Ortada bir iç güvenlik yasası var. Bunu bir MHG üyesi sıfırlama talebini anlamamakta direnen oğluna anlatan bir baba gibi anlatmıştı, ekşi’de bellatrix’de şöyle c/p yapmıştı zaten Bu paketin ilk on maddesi, geçen gün, mecliste CHP ve HDP milletvekillerinin ciddi protestolarına rağmen gelen raporlara göre usulsüzce ve muhalefet milletvekillerine söz verilmeden ivedilikle geçirildi. Geçen ilk on madde, polise halihazırda şu yetkileri verecek.
- Polis arama yapmak için yargı iznine gerek görmeyecek. Kişinin üstü, eşyaları ve aracının dışarıdan bakıldığında içerisi görünmeyen bölümleri kolluk amirinin yazılı ya da yazılı hâli sonradan teslim edilme şartıyla sözlü izniyle aranabilecek. Bu sözlü izin önceden verildi mi, yoksa polis aradı da sonra bir kolluk amiri “he ben önceden izni vermiştim” dedi mi; bunu denetleyen bir mekanizma? Kurum amirleri, mülki idare amirleri, Jandarma Genel Komutanlığı ve ilgili bakanlığın teftiş elemanlarınca, yılda en az bir defa. Ayda bir defa değil. Yılda en az bir defa.

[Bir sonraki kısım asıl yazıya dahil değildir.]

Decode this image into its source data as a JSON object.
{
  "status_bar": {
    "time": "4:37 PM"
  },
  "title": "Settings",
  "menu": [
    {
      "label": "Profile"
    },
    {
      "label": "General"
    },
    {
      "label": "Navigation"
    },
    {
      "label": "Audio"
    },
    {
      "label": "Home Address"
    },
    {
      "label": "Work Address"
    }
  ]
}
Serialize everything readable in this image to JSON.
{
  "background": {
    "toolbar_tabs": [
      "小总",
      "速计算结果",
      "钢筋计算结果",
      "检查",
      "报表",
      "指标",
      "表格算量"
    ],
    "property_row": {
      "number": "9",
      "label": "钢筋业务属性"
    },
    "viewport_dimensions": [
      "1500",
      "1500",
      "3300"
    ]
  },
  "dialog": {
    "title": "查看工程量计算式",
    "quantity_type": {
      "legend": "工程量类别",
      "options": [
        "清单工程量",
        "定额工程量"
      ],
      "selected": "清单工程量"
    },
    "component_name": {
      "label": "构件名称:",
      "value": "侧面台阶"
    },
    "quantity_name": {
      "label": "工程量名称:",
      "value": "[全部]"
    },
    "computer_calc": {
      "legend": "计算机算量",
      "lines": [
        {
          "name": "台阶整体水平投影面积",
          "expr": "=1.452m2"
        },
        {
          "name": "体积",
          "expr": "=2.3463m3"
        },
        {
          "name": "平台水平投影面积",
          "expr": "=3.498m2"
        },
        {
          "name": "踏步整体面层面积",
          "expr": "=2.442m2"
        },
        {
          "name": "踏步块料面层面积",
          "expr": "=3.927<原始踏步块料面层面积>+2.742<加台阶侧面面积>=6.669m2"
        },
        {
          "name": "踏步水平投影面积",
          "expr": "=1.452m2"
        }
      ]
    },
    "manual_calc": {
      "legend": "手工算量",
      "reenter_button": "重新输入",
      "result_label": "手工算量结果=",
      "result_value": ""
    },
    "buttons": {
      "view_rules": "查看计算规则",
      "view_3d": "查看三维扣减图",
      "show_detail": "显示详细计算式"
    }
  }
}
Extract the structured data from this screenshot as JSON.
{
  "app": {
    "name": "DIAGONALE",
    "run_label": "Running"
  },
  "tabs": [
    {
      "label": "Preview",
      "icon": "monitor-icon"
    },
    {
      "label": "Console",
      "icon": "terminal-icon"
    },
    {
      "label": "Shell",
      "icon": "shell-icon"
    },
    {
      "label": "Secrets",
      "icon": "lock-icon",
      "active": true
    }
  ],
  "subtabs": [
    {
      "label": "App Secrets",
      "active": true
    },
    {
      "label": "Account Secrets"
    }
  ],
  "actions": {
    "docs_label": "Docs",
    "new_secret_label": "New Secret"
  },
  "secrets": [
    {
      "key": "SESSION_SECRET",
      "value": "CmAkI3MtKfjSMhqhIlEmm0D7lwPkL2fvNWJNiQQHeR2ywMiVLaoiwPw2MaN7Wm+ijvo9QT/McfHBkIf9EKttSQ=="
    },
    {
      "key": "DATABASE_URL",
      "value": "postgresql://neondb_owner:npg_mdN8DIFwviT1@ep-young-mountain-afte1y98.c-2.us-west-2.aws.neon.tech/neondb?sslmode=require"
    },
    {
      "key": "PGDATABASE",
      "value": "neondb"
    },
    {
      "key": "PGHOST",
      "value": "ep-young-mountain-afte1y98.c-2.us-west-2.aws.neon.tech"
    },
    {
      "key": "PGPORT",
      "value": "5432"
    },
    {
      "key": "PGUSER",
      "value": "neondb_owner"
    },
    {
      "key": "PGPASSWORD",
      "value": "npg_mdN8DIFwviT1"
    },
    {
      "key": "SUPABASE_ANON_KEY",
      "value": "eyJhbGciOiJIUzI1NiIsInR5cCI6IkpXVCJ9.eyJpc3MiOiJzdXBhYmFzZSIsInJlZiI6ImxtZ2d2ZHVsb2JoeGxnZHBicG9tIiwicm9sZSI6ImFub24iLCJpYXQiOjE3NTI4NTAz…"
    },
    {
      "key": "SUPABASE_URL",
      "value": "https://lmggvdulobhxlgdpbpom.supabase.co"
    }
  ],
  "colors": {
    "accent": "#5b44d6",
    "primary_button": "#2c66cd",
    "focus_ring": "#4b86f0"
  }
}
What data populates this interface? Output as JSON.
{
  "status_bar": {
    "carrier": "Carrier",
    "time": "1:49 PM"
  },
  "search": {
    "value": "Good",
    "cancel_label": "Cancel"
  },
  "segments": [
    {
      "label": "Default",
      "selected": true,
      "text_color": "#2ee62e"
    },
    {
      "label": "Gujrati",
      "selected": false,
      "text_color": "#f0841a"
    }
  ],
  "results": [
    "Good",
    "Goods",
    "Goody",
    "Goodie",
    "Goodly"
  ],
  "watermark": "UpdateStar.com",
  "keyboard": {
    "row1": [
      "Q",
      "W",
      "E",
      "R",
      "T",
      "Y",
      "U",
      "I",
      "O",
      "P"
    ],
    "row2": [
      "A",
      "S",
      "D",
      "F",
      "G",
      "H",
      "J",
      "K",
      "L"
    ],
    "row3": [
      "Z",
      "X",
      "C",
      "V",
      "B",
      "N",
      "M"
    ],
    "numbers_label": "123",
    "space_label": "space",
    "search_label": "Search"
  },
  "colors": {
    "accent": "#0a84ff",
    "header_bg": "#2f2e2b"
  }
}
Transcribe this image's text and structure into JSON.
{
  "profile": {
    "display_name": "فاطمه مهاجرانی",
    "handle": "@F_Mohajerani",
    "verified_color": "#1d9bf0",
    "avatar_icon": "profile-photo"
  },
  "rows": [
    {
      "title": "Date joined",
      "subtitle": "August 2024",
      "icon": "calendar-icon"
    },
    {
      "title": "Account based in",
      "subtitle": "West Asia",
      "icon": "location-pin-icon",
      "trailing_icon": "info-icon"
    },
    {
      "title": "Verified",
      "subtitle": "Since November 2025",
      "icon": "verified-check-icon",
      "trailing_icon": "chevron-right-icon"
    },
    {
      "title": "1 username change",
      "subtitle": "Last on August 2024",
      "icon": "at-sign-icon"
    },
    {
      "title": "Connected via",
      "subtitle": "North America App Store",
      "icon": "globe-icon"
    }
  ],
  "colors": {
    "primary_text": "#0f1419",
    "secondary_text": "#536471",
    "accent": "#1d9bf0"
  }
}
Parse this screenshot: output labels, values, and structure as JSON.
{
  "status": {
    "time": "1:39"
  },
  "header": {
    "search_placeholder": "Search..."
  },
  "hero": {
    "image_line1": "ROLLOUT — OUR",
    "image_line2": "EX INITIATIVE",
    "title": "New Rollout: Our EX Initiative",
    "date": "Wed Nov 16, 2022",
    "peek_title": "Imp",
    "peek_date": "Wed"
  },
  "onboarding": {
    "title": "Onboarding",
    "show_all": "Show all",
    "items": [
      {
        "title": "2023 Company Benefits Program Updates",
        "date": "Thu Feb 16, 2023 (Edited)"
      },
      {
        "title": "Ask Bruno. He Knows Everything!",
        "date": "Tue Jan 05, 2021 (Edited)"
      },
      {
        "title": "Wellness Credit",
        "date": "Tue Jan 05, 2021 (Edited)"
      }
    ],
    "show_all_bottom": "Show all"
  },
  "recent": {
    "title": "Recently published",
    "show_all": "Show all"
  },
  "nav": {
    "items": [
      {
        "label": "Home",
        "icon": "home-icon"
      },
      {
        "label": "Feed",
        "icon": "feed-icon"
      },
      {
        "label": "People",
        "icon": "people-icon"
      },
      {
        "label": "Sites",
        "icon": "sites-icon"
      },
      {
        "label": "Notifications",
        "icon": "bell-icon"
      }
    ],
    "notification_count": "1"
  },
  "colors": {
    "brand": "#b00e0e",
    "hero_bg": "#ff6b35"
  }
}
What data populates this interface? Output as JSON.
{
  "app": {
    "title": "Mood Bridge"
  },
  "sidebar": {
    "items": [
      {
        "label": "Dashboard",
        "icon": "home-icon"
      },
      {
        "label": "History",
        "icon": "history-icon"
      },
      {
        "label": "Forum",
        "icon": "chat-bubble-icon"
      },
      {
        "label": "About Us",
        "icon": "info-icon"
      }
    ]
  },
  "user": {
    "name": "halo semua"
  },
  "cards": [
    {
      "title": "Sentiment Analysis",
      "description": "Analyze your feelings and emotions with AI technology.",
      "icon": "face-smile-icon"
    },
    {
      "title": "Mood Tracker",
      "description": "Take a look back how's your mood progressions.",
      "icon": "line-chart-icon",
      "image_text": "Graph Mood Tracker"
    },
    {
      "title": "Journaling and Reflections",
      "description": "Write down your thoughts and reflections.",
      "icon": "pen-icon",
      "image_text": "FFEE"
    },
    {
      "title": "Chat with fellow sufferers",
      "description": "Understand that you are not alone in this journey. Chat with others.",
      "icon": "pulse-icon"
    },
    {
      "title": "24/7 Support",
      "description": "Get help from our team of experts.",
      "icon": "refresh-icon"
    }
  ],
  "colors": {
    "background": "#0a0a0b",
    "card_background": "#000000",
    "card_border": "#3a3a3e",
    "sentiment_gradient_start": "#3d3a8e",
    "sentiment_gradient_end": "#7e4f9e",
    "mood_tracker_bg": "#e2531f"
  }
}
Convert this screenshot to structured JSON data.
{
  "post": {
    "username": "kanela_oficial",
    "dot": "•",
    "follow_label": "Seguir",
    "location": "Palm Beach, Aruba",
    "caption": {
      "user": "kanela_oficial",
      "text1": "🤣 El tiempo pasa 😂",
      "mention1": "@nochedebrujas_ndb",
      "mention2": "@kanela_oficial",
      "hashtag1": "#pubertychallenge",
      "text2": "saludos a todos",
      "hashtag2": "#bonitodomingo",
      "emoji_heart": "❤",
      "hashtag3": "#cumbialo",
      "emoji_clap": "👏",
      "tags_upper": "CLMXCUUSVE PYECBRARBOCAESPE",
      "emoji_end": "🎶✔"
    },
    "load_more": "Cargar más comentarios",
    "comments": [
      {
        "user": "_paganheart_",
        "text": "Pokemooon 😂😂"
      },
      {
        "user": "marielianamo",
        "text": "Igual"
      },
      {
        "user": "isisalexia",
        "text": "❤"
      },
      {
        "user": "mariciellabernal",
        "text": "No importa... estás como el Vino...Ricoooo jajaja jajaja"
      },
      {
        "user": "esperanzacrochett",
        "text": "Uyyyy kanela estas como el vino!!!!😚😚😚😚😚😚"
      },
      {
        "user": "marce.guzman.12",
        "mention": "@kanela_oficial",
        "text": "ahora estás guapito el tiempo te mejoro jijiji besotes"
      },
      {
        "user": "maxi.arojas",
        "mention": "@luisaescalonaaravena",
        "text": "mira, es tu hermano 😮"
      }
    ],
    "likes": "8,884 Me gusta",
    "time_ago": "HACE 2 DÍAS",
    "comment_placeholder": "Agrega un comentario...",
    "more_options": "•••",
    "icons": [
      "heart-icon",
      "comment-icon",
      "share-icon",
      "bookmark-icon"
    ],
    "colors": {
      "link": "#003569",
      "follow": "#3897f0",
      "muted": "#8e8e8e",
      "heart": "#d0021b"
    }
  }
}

- Polis başkalarının can güvenliğini tehlikeye düşürenleri olay yerinden kendi inisiyatifiyle uzaklaştırabilecek. Nereye? Canı nereye isterse. Bunu denetleyen bir mekanizma yok. Neyin can güvenliğini tehlikeye düşürdüğünü belirleyen bir mekanizma? Yukarıdaki kurum listesinden medet umacaksınız.
- Polis müşteki, mağdur ve tanıkların istemesi hâlinde evde ya da iş yerinde ifade alabilecek. Hangi tanık, olayla ne kadar alakalı olmak zorunda böyle bir talepte bulunmak için? Belli değil. Belirleyecek olanalr da yine yukarıdaki kurumlar.
- Polis kendisi, başkaları, iş yerleri, konutlar, kamu binaları, okullar, yurtlar, ibadethaneler, araçlar, kişilerin bulunduğu açık ve kapalı alanlara molotof, patlayıcı, yanıcı, yakıcı, boğucu, yaralayıcı ve benzeri silahlarla saldıran ya da teşebbüs edenlere karşı silah kullanabilecek. Molotof kokteyli dışında burada net bir şekilde belirlenmiş bir silah türü yok. Sapan tutan vurulabilecek mi? Evet. Yasada belirtiliyor. Demir bilye de özellikle belirtilmiş. Polis eğer birinin elindeki bir cismi yukarıdaki yirmi beş kategoriden birine ait sanarsa vurabilecek mi? Evet. Sonradan bunu cezalandıracak bir sistem var mı? Bunu hep beraber konuşalım. Var mı? Gönül rahatlığıyla “evet, gücünü aşan, haksızca can alan polisleri doğru oranda cezalandırdık bu ülkede” diyebilecek olan var mı?
- Polis yasa dışı toplantı ve gösteri yürüyüşlerinde boyalı su kullanabilecek. Bu fişlemek. Yıllardır yaptıkları bir şey zaten. Protestoya çıkmamızı istemediklerini zaten anlamıştık.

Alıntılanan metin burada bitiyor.